All of this demonstrates the significance of the WPS for the Philippines. Allegations that Manila is making a mountain out of a molehill should be reconsidered in light of these legitimate interests. Emphasis on adherence to diplomacy and international law and a commitment to maintaining good relations with neighbors have long prevented the Philippines from fortifying and enhancing military facilities in its administered features, but further erosion of its defensive position may encourage a rethink. Moreover, because of the proximity access and potential transformative impact on Philippine economic development of WPS resources, any cooperative undertaking (namely, joint development) with other claimants may need to entail significant concessions to assuage Philippine fears that it is being disadvantaged.

The Philippines had been seeking to align its position in the WPS with international law.
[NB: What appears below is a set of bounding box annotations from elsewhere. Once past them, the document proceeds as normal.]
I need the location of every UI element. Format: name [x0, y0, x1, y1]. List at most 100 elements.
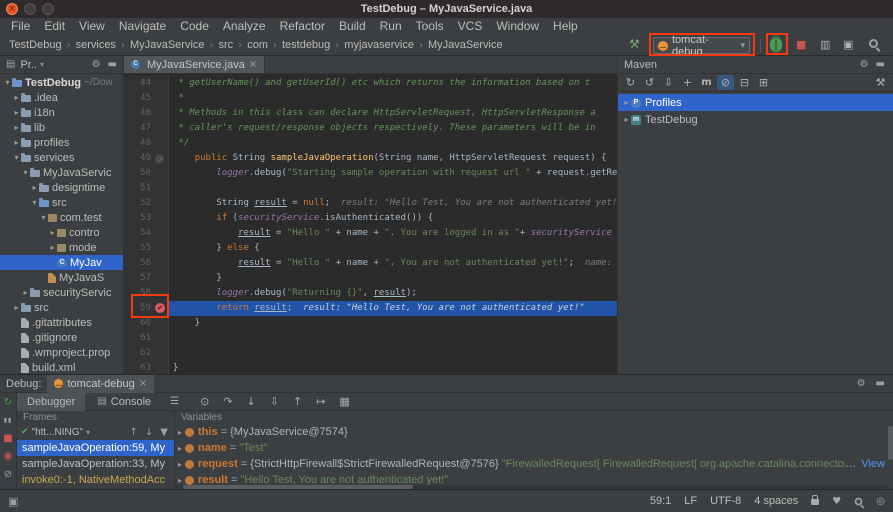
code-text[interactable]: } [169, 361, 617, 374]
step-out-button[interactable]: ↑ [293, 395, 302, 408]
tree-item-build-xml[interactable]: build.xml [0, 360, 123, 374]
expand-all-icon[interactable]: ⊞ [755, 75, 772, 90]
hide-panel-icon[interactable]: ▬ [874, 59, 887, 70]
code-text[interactable] [169, 331, 617, 346]
gutter-line-56[interactable]: 56 [124, 256, 169, 271]
code-text[interactable] [169, 181, 617, 196]
gutter-line-44[interactable]: 44 [124, 76, 169, 91]
menu-item-vcs[interactable]: VCS [451, 18, 490, 35]
frame-row[interactable]: invoke0:-1, NativeMethodAcc [17, 472, 174, 488]
window-maximize-button[interactable] [42, 3, 54, 15]
close-icon[interactable]: × [139, 378, 147, 389]
gear-icon[interactable]: ⚙ [855, 378, 868, 389]
gutter-line-51[interactable]: 51 [124, 181, 169, 196]
tree-item-services[interactable]: ▾services [0, 150, 123, 165]
code-text[interactable]: if (securityService.isAuthenticated()) { [169, 211, 617, 226]
status-lf[interactable]: LF [684, 495, 697, 507]
variable-row-name[interactable]: ▸name = "Test" [175, 440, 893, 456]
maven-item-profiles[interactable]: ▸Profiles [618, 94, 893, 111]
collapse-arrow-icon[interactable]: ▾ [30, 198, 39, 207]
force-step-into-button[interactable]: ⇩ [270, 395, 279, 408]
variable-row-request[interactable]: ▸request = {StrictHttpFirewall$StrictFir… [175, 456, 893, 472]
menu-item-build[interactable]: Build [332, 18, 373, 35]
code-text[interactable]: * Methods in this class can declare Http… [169, 106, 617, 121]
code-text[interactable]: * [169, 91, 617, 106]
maven-settings-icon[interactable]: ⚒ [872, 75, 889, 90]
expand-arrow-icon[interactable]: ▸ [175, 428, 185, 437]
gutter-line-63[interactable]: 63 [124, 361, 169, 374]
expand-arrow-icon[interactable]: ▸ [21, 288, 30, 297]
code-text[interactable]: result = "Hello " + name + ", You are no… [169, 256, 617, 271]
expand-arrow-icon[interactable]: ▸ [12, 123, 21, 132]
breadcrumb-item-myjavaservice[interactable]: myjavaservice [343, 39, 415, 51]
debug-button[interactable] [770, 38, 782, 52]
tree-item-myjavas[interactable]: MyJavaS [0, 270, 123, 285]
tree-item-myjav[interactable]: MyJav [0, 255, 123, 270]
lock-icon[interactable] [811, 499, 819, 505]
hide-panel-icon[interactable]: ▬ [874, 378, 887, 389]
code-text[interactable]: } else { [169, 241, 617, 256]
coverage-button[interactable]: ▥ [820, 38, 830, 51]
execute-goal-icon[interactable]: m [698, 75, 715, 90]
wrench-icon[interactable]: ⚒ [629, 37, 640, 51]
menu-item-analyze[interactable]: Analyze [216, 18, 273, 35]
gear-icon[interactable]: ⚙ [858, 59, 871, 70]
evaluate-expression-button[interactable]: ▦ [339, 395, 349, 408]
tree-item-contro[interactable]: ▸contro [0, 225, 123, 240]
menu-item-refactor[interactable]: Refactor [273, 18, 332, 35]
step-into-button[interactable]: ↓ [247, 395, 256, 408]
tab-console[interactable]: ▤Console [87, 393, 161, 411]
reimport-icon[interactable]: ↻ [622, 75, 639, 90]
menu-item-window[interactable]: Window [489, 18, 546, 35]
collapse-arrow-icon[interactable]: ▾ [3, 78, 12, 87]
breadcrumb-item-testdebug[interactable]: TestDebug [8, 39, 63, 51]
menu-item-run[interactable]: Run [373, 18, 409, 35]
stop-button[interactable]: ■ [3, 433, 12, 444]
scrollbar-thumb[interactable] [888, 426, 893, 460]
filter-icon[interactable]: ▼ [158, 427, 170, 438]
close-icon[interactable]: × [249, 59, 257, 70]
favorites-icon[interactable]: ♥ [832, 496, 841, 507]
breadcrumb-item-com[interactable]: com [246, 39, 269, 51]
gutter-line-57[interactable]: 57 [124, 271, 169, 286]
code-text[interactable]: String result = null; result: "Hello Tes… [169, 196, 617, 211]
status-59-1[interactable]: 59:1 [650, 495, 671, 507]
debug-session-tab[interactable]: tomcat-debug × [47, 375, 154, 393]
tree-item-src[interactable]: ▸src [0, 300, 123, 315]
expand-arrow-icon[interactable]: ▸ [30, 183, 39, 192]
expand-arrow-icon[interactable]: ▸ [48, 228, 57, 237]
tree-item-i18n[interactable]: ▸i18n [0, 105, 123, 120]
tab-debugger[interactable]: Debugger [17, 393, 85, 411]
view-link[interactable]: View [861, 458, 885, 470]
notifications-icon[interactable]: ◎ [876, 496, 885, 507]
code-text[interactable]: result = "Hello " + name + ", You are lo… [169, 226, 617, 241]
expand-arrow-icon[interactable]: ▸ [175, 444, 185, 453]
gutter-line-55[interactable]: 55 [124, 241, 169, 256]
view-breakpoints-button[interactable]: ◉ [4, 451, 13, 462]
search-icon[interactable] [855, 497, 863, 505]
gutter-line-61[interactable]: 61 [124, 331, 169, 346]
expand-arrow-icon[interactable]: ▸ [622, 115, 631, 124]
breadcrumb-item-testdebug[interactable]: testdebug [281, 39, 331, 51]
breadcrumb-item-myjavaservice[interactable]: MyJavaService [129, 39, 206, 51]
expand-arrow-icon[interactable]: ▸ [622, 98, 631, 107]
menu-item-help[interactable]: Help [546, 18, 585, 35]
gutter-line-46[interactable]: 46 [124, 106, 169, 121]
frame-row[interactable]: sampleJavaOperation:59, My [17, 440, 174, 456]
gutter-line-52[interactable]: 52 [124, 196, 169, 211]
status-4-spaces[interactable]: 4 spaces [754, 495, 798, 507]
expand-arrow-icon[interactable]: ▸ [12, 303, 21, 312]
vertical-scrollbar[interactable] [888, 424, 893, 485]
tree-item-testdebug[interactable]: ▾TestDebug~/Dow [0, 75, 123, 90]
code-text[interactable] [169, 346, 617, 361]
menu-item-edit[interactable]: Edit [37, 18, 72, 35]
collapse-arrow-icon[interactable]: ▾ [39, 213, 48, 222]
rerun-button[interactable]: ↻ [4, 397, 12, 408]
maven-item-testdebug[interactable]: ▸TestDebug [618, 111, 893, 128]
tree-item-mode[interactable]: ▸mode [0, 240, 123, 255]
code-text[interactable]: } [169, 316, 617, 331]
mute-breakpoints-button[interactable]: ⊘ [4, 469, 12, 480]
gutter-line-47[interactable]: 47 [124, 121, 169, 136]
collapse-all-icon[interactable]: ⊟ [736, 75, 753, 90]
layout-settings-icon[interactable]: ☰ [163, 396, 186, 407]
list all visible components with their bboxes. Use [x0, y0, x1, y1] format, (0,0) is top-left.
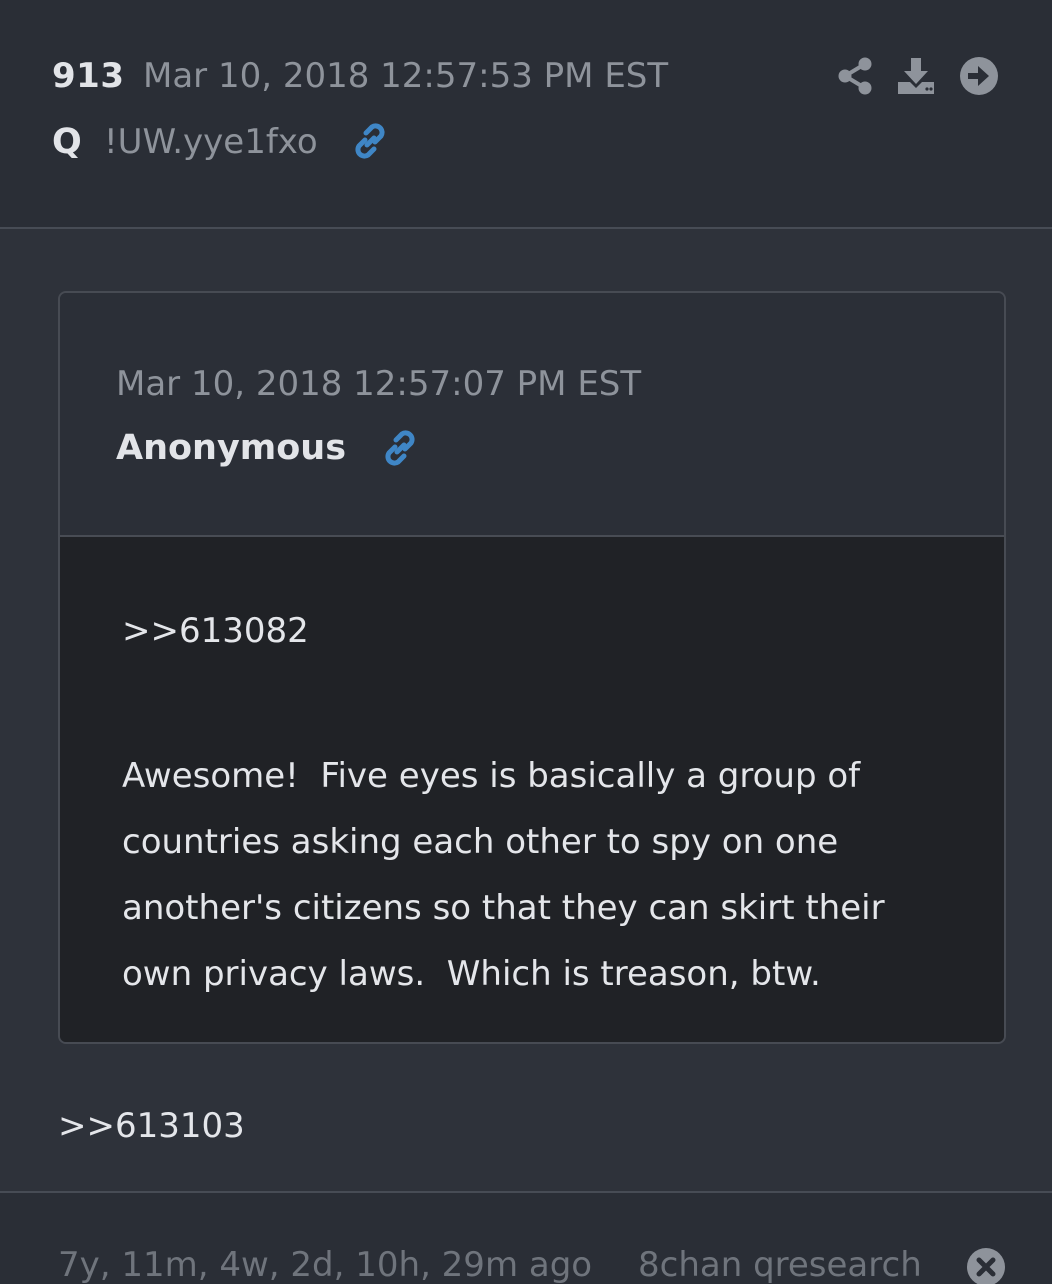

In 2009, the country passed its baselines law, wherein the Kalayaan Island Group and Bajo de Masinloc were placed under a “regime of islands” consistent with UNCLOS, signaling that Manila has no interest in drawing EEZs and ECSs for its WPS features, which would excessively expand the country’s maritime entitlements and cause it to overlap with the maritime claims of other SCS disputants. The Philippines is also advocating a rules-based approach that calls for the delineation of areas under dispute from those that are undisputed, to facilitate talks on functional cooperation or joint development in disputed areas. This position had been communicated at regional meetings and summits on the SCS issue. The recent filing of a legal challenge against China’s claims in the WPS can also be understood as resorting to international law to encourage a rival claimant to clarify the extent, nature and bases of its claims.

Lucio Blanco Pitlo III is an MA Asian Studies student from the University of the Philippines Asian Center specializing in maritime security issues and Philippine foreign policy. The views expressed here are the author’s own.